The most common symptoms of a slipped disc include neck / back pain aggravated by lifting, straining, stooping or couching; neck / back stiffness and muscle spasms with limited movement; pain felt along the buttock, back of the thigh and leg known as sciatica; pain felt going down into the arm and / forearm known as brachalgia; “pins and needles” and numbness in the leg and / foot, or in the forearm, hand and / or fingers. In more severe nerve root compression there may be strength loss of the affected muscles of the arms / legs in the distribution of the affected nerves known as motor loss. Pain in itself presents as a complex biopsychosocial issue in relation to a human being’s expectation of self-efficacy, that is, the human being’s belief in their ability to complete tasks and reach goals are adversely affected and are associated with detrimental changes in mood, sleep, coping abilities and lower financial income.
Slipped disc treatment has been shown to respond positively by way of conservative management in 90 % of cases. The referral criteria to the relevant specialist include severe, progressive and persistent pain; the presence of significant neurological deficits; and when no significant improvements are obtained over several weeks of conservative management.

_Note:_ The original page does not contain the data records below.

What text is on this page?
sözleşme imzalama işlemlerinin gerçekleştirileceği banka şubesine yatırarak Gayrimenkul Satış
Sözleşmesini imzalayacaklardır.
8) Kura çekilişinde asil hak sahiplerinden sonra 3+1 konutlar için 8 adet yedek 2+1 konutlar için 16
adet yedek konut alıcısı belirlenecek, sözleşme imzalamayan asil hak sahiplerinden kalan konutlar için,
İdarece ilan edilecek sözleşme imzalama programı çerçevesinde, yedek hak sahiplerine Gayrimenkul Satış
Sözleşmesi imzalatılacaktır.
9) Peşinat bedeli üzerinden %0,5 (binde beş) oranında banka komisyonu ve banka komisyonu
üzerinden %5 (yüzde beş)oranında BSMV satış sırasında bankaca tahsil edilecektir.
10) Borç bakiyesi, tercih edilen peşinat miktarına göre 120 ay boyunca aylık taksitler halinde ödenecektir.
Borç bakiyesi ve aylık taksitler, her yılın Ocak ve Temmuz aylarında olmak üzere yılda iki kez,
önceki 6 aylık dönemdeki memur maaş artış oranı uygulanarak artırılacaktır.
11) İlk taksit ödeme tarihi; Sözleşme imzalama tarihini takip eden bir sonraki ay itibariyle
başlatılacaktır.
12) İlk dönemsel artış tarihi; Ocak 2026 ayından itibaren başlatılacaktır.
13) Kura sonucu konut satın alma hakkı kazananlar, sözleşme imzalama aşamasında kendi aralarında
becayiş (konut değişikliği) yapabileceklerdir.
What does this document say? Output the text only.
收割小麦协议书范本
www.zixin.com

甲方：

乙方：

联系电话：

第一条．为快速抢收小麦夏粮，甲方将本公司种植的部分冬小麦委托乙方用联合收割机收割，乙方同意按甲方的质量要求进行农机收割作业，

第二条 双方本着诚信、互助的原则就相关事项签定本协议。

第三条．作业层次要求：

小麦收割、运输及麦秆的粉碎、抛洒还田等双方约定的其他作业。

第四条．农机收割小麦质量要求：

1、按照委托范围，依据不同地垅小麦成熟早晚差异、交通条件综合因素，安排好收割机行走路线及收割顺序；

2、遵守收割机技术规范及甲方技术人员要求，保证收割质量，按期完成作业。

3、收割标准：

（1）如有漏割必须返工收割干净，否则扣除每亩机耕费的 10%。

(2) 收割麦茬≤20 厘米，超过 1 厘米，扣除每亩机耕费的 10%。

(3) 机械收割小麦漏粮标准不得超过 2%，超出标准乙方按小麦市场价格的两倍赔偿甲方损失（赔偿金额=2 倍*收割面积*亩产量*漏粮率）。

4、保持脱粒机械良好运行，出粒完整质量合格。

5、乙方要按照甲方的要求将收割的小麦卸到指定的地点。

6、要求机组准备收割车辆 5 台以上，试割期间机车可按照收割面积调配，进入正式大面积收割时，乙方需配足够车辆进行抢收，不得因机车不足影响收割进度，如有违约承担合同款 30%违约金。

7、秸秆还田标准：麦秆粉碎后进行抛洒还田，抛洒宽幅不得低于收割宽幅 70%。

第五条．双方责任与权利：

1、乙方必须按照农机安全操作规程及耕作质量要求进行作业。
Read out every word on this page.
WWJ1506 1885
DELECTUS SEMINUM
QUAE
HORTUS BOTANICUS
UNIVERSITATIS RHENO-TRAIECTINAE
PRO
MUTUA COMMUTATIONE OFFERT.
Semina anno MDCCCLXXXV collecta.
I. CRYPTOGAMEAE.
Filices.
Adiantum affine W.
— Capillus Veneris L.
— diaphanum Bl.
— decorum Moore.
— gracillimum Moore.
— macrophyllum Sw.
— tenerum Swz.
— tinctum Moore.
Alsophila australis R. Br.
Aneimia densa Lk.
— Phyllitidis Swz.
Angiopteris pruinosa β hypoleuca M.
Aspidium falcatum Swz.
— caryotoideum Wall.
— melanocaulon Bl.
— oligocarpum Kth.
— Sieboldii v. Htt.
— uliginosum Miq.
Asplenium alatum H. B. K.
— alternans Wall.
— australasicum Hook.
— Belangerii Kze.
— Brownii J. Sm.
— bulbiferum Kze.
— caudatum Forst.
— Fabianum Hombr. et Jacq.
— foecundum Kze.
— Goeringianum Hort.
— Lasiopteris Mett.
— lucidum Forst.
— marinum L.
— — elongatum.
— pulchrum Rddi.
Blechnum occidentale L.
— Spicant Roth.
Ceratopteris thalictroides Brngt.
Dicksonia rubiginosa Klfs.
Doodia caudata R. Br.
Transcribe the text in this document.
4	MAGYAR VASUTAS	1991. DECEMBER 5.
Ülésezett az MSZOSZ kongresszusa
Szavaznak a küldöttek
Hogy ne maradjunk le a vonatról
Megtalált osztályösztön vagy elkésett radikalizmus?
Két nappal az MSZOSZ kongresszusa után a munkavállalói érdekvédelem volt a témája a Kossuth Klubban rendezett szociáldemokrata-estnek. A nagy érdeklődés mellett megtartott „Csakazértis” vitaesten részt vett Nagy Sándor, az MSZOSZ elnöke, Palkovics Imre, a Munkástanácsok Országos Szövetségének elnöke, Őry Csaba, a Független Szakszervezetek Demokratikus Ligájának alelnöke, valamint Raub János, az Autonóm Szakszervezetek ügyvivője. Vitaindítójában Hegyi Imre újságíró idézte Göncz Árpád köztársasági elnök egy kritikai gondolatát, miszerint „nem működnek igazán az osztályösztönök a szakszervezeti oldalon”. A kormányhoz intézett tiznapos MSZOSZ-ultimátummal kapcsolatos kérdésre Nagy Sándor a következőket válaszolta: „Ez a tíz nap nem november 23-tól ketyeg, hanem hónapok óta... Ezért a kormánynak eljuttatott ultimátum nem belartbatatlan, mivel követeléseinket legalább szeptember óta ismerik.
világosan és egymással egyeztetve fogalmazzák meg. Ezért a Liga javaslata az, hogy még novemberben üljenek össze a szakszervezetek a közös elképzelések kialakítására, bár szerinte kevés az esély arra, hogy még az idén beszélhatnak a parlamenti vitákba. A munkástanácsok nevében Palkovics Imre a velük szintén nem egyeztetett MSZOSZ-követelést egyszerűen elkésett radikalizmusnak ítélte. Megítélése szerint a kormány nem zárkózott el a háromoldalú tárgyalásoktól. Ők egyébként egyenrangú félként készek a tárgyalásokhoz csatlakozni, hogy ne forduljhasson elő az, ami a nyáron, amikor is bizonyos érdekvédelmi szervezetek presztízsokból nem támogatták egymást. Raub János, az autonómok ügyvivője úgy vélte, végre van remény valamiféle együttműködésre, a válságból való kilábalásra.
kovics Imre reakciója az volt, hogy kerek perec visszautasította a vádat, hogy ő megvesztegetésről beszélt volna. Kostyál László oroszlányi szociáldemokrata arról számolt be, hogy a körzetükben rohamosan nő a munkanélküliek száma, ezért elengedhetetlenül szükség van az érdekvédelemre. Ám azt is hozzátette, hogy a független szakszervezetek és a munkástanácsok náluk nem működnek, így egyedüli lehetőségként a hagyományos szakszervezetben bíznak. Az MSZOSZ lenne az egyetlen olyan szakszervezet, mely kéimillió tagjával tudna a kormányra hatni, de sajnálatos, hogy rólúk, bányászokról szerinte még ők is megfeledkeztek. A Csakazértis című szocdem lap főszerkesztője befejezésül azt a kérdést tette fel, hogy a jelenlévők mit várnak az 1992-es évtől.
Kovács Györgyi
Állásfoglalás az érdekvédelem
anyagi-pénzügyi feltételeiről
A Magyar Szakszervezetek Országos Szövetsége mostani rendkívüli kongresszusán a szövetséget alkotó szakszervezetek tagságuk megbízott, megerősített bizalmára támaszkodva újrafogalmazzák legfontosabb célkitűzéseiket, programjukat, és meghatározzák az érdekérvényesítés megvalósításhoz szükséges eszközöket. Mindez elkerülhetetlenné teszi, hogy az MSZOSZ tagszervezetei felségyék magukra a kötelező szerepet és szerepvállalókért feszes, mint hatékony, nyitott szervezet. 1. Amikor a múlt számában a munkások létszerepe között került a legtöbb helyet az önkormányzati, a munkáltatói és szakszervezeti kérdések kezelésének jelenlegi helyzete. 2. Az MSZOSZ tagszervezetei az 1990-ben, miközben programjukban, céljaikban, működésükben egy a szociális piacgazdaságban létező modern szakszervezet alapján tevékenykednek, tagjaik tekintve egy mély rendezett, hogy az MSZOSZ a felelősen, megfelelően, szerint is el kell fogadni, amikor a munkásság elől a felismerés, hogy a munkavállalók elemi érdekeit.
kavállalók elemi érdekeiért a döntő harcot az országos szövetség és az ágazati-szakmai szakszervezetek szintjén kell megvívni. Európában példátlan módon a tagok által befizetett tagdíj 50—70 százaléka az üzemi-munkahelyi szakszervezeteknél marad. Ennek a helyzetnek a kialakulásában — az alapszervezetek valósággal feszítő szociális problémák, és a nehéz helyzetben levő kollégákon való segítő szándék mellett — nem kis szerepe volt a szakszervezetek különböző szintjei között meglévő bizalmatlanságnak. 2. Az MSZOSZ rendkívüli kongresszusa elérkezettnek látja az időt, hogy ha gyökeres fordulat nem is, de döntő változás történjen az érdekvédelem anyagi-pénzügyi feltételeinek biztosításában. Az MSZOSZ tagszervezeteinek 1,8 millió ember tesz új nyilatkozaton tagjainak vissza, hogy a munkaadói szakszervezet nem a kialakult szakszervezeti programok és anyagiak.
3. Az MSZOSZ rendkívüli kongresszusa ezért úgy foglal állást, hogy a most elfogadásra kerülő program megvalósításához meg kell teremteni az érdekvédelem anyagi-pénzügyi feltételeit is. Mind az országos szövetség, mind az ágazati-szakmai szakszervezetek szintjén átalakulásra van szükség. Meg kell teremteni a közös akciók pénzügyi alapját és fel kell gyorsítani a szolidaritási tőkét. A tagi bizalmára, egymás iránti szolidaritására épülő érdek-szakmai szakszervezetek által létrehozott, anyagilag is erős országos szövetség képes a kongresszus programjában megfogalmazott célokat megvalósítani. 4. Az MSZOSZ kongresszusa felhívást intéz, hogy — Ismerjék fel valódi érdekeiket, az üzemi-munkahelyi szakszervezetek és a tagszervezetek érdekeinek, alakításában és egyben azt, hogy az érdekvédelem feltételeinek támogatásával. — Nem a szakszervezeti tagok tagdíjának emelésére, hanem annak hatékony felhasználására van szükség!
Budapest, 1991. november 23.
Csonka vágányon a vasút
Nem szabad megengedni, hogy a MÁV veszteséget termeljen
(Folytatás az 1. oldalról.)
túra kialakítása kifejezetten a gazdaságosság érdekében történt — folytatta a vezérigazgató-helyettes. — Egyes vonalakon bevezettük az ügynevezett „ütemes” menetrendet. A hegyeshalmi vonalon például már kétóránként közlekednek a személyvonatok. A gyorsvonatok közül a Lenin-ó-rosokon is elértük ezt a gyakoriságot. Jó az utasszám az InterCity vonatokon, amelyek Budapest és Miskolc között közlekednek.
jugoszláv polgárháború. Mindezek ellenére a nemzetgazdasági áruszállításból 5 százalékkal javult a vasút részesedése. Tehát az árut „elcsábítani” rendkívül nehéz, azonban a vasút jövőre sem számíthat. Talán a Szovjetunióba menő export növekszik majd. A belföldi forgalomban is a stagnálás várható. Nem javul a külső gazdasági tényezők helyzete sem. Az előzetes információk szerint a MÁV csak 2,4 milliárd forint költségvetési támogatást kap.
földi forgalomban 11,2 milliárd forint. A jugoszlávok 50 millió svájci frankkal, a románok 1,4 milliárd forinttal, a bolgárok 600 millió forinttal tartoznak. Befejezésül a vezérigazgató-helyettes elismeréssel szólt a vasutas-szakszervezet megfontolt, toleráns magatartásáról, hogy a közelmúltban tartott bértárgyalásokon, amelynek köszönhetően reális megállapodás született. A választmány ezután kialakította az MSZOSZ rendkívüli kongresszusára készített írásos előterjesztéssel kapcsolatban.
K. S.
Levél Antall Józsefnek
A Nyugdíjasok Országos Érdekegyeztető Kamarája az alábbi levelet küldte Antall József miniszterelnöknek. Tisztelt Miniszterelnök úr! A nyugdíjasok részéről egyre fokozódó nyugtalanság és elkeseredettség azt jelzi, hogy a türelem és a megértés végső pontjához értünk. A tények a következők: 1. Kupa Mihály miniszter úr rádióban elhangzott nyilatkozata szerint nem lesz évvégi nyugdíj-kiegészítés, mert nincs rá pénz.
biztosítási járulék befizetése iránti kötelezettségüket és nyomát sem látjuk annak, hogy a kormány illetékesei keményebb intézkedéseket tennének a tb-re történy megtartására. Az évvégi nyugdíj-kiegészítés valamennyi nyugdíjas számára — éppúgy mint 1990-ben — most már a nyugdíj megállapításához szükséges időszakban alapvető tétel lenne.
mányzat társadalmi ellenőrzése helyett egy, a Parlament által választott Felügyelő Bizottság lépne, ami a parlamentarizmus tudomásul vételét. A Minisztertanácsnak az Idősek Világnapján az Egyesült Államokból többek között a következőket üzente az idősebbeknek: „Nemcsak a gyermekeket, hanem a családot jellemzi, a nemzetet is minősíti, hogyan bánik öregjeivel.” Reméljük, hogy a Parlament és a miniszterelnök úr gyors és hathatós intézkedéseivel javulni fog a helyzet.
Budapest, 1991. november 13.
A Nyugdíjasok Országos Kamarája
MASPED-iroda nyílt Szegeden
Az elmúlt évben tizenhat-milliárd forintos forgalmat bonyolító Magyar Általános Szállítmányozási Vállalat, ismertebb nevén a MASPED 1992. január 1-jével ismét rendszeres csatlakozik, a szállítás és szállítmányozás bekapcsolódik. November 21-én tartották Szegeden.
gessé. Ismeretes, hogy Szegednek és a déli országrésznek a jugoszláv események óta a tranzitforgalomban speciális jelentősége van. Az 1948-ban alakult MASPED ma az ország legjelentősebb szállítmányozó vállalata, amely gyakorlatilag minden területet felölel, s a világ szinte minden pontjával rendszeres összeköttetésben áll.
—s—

At Vincere Health Chiropractic we utilize combinations of advantageous therapeutics when indicated to provide you with pain relief where other single therapeutics fail, including spinal manipulation; Extracorporeal Shockwave therapy; myofascial release / massage techniques; therapeutic taping techniques and of importance core rehabilitation and rehabilitation of weak postural muscles of the cervical spine (neck).
A significant correlation has been established between chronic low back pain and weak core musculature. The back and abdominal muscles, especially the multifidus and transverse abdominus, can be referred to as “core muscles”. These muscles play an important role in providing strength and stability to the lumbar spine especially in the presence of degeneration or disc injuries. Core muscles can become weakened due to straining or under use. Also, these muscles tend to become weaken with age unless specifically exercised. Weak core muscles have also been showed to increase the risk for obtaining back injuries including a slipped disk.
Similarly, a significant correlation has been established between chronic neck pain and weak postural musculature of the cervical spine, especially the upper thoracic extensor and deep cervical flexor muscles. These muscles play an important role in providing strength and stability to the cervical spine and to keep the head back onto alignment over the shoulders especially in the presence of degeneration or disc injuries. Postural muscles of the neck can become weakened due to straining or under use. Also, these muscles tend to become weaken with age unless specifically exercised. Weak postural muscles of the neck have also been shown to increase the risk for obtaining neck injuries including a slipped disk.